Jason Korol

They tell children to keep their hands to themselves and stop talking so much. I suppose that's fine advice for the vast majority of people. For me, however, it turned out to be the exact things I do for a living.

Born and raised in upstate New York, I moved south 25 years ago to open a martial arts school and write. I expected instant success but kept running headlong into reality, which forced me to either give up or lick my wounds and work on those aspects of my craft and character that sorely needed tweaking. Perhaps I should be ashamed to admit that it took me the better part of a decade to get my act together but it was time well spent. Struggles - and failures! - teach us the stuff we truly need, right? Through them we learn character. And humility too.

As you can see, my books - non-fiction and fiction alike - focus on self-defense. You'll notice a few themes throughout all of them: love of liberty and the need for free people, if they're going to remain free, to learn to govern themselves. I always figure that a book on self-defense techniques, after all, that omits personal character and logical philosophy, is a contradiction in terms. No criminal can do the personal damage to one's life that we can do to ourselves if we aren't disciplined and guided by the proper foundations. I take that really seriously in all my work. Our contemporary culture is always crying - and loudly at that - that our problems are "out there". This focus on society being wrong and/or evil has led us to this point where a generation thinks they can be happy without self-control, honor and work-ethic. It's led us to a period where we assume that if we have a challenge, others must change, not us. That's a horrible lie and my work obliterates such nonsense. Real liberty demands that we pursue character and honor. That has to be the true foundation of self-defense or else I'm teaching techniques in a vacuum. I take this point seriously because martial artists should be men and women who love and try to preserve peace. And there can be no peace, not in a family, or a town, or a country where everyone blames someone else for their problems. That's dangerous business.

As for my background in martial arts, I started in Wing Chun back in 1981. My older brother started teaching me the Alan Lee Wing Chun he was learning while he was in college. I trained for years in that and then trained in the Hawkins Cheung lineage from a private instructor in Albany, New York. Also, I trained extensively in Jeet Kune Do during this period as well. I had several instructors (as many of us did during that period of seminar training) but my primary influence was Ted Wong (one of Bruce Lee's primary students and close friend) who was introduced to me through Jonathan Parsons in 1995. Obviously, we're all influenced in a variety of ways from every instructor we have, but it was Ted Wong who gave me the principles and sources that Bruce Lee used on his journey and my teachings are reflections of that. Lastly, in 2010, I met Sifu Tony Massengill and have learned his Efficient Warrior Wing Chun system. Sifu Tony is an utterly brilliant self-defense man, one of both principle and practice - a rare find.

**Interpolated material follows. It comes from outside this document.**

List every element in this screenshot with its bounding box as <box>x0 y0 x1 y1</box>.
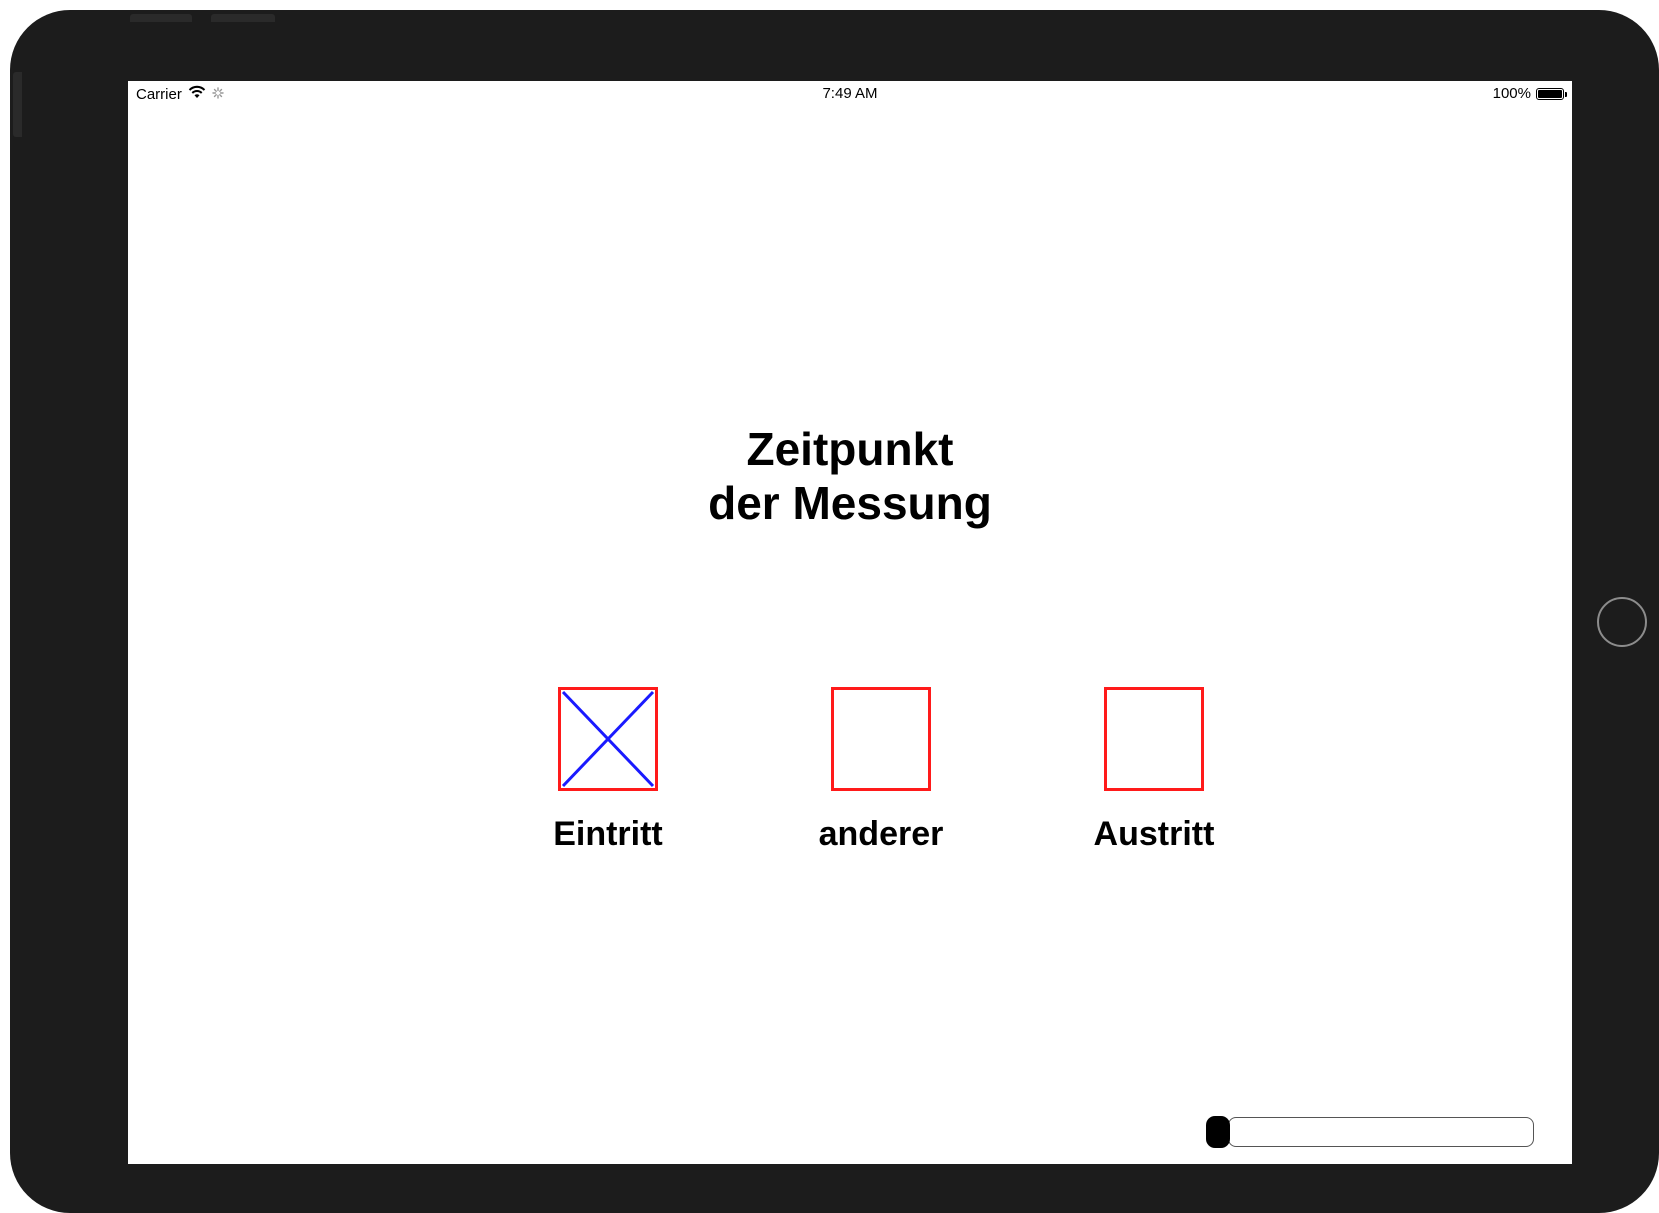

You can find his books on Amazon too.

In the last several years I've been a columnist and writer for Wing Chun Illustrated (meeting deadlines and word counts has made a man out of me!), a truly remarkable non-partisan Wing Chun publication. It's a humbling gig because there are so many great writers and martial artists featured. My fiction centers around great warriors, big themes, and high-stakes drama - both physically and philosophically. My other "job", when not writing too much, or trying to talk sense into my two wonderfully quirky boxer dogs, is teaching at Greenville Academy of Martial Arts in South Carolina. We've developed a great family of people who work hard at making themselves better every day, both physically and personally. It's an incredible blessing to have achieved such dreams. I really mean that. Like I said, though, I never would have reached them had I not submitted to the disciplines I extol in my work.

In all, I hope and pray that my work can be a blessing to you just as the principles and truths have been to me. I hope they can inspire you to be a man or woman with a true warrior/servant spirit - with a heart of love and discipline too because, contrary to what our culture tells us, we can't truly have one without the other.